La France renforce sa réaction face à la série de cyberattaques qu’elle attribue aux services de renseignement russes. Le ministère français de l’Europe et des Affaires étrangères convoquera prochainement l’ambassadeur de Russie afin de lui remettre une note officielle de protestation et de l’informer de nouvelles mesures restrictives.
Selon le ministre des Affaires étrangères, Jean-Noël Barrot, Paris considère ces cyberopérations comme une campagne délibérée visant les États européens, rapporte BFMTV.
Les autorités françaises ont annoncé l’adoption de sanctions contre neuf personnes physiques et quatre organisations soupçonnées d’avoir participé à l’organisation de cyberattaques.
Selon Paris, ces opérations auraient été coordonnées par des structures relevant du Service fédéral de sécurité de la Fédération de Russie (FSB) et visaient à porter atteinte à la sécurité numérique des pays européens.
Les administrations publiques et les infrastructures critiques prises pour cible
D’après le gouvernement français, les cyberattaques ont concerné près de dix États européens. Les principales cibles étaient les administrations publiques, de grandes entreprises ainsi que des opérateurs d’infrastructures critiques.

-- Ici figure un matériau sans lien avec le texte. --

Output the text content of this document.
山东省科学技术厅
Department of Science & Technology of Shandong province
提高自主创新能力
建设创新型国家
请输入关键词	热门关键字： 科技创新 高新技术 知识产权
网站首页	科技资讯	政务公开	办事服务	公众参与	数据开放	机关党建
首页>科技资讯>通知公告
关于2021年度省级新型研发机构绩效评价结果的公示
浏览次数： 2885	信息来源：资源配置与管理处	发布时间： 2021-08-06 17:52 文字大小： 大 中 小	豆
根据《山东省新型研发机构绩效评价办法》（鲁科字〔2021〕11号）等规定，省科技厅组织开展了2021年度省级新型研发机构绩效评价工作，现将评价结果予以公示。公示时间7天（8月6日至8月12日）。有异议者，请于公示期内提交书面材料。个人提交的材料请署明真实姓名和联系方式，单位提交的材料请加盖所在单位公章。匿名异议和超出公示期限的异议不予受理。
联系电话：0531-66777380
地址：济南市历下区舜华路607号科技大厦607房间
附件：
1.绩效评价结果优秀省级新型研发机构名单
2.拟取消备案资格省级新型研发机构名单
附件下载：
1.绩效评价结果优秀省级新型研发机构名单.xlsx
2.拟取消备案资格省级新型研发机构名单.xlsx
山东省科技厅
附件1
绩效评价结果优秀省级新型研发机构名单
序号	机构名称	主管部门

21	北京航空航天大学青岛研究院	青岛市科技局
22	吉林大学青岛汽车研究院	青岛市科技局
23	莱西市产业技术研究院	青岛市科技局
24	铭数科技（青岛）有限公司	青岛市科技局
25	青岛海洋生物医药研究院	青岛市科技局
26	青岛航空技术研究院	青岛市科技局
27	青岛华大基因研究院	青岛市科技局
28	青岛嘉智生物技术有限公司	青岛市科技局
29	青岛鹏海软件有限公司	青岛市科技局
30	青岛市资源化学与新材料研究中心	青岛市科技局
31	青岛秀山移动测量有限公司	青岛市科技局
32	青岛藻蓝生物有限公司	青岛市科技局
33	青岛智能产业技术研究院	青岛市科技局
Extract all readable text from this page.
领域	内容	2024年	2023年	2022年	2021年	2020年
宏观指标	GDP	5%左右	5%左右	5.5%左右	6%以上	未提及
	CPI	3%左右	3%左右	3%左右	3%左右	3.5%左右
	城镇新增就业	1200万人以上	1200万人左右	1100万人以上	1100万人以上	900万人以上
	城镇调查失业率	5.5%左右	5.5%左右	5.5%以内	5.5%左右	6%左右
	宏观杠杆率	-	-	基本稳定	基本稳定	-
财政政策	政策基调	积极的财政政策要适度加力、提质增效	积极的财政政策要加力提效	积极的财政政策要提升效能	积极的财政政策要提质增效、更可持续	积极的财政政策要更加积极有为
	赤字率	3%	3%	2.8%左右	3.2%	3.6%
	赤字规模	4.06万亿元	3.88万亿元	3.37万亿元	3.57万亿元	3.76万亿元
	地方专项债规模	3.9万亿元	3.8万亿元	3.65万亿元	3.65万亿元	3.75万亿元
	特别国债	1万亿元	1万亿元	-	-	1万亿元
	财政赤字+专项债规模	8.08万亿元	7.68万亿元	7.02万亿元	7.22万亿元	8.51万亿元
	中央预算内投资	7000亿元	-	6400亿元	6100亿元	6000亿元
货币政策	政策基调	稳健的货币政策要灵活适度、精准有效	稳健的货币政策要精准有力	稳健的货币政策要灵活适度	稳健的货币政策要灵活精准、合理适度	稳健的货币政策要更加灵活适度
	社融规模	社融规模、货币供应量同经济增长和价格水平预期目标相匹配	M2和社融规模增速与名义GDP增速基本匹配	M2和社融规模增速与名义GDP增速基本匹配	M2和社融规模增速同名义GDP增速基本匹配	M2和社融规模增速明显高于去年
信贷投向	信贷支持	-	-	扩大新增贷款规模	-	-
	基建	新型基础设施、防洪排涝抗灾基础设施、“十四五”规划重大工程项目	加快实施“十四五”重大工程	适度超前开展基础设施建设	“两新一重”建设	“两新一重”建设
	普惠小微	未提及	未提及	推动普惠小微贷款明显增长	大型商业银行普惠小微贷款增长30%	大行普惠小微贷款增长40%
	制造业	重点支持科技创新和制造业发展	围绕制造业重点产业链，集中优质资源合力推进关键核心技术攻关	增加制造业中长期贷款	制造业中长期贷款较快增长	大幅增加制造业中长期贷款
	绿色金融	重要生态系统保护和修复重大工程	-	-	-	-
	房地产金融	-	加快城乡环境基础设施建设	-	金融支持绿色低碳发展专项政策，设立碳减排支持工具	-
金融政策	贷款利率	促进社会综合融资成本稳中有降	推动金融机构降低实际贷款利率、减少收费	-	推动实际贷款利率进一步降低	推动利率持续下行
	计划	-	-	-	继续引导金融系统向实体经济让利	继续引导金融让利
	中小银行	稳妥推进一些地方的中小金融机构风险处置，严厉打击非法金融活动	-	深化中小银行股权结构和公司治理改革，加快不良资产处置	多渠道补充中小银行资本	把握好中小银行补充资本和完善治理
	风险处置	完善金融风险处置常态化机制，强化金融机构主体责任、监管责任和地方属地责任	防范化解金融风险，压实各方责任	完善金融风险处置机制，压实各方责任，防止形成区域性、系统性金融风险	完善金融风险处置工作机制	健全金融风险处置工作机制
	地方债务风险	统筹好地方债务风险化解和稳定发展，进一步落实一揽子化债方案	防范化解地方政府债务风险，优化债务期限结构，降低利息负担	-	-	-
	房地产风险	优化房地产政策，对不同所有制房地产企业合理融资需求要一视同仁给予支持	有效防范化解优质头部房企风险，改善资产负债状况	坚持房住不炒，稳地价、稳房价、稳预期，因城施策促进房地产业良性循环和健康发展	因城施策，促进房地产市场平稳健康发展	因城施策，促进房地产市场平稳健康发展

Au-delà de la collecte d’informations sensibles, certaines opérations visaient également à perturber le fonctionnement des réseaux de transport, notamment le système ferroviaire.
La France affirme renforcer sa défense numérique
Le ministère des Affaires étrangères souligne que les services français sont capables de détecter rapidement la majorité des tentatives de cyberintrusion. À la suite de cette série d’attaques, le pays a renforcé la protection de ses systèmes d’information gouvernementaux ainsi que des réseaux des entreprises stratégiques.
Une attention particulière est également portée à la prévention des opérations d’influence susceptibles d’affecter les processus électoraux et l’opinion publique.
La cybersécurité s’impose comme l’un des principaux fronts de confrontation
À Paris, les cyberattaques sont considérées comme un élément d’une stratégie plus large de pression hybride exercée contre les États européens. C’est pourquoi la France plaide en faveur d’une réponse coordonnée au niveau de l’Union européenne, combinant des sanctions ciblées, le renforcement des capacités de cybersécurité et une coopération accrue entre les alliés dans le domaine de la défense numérique.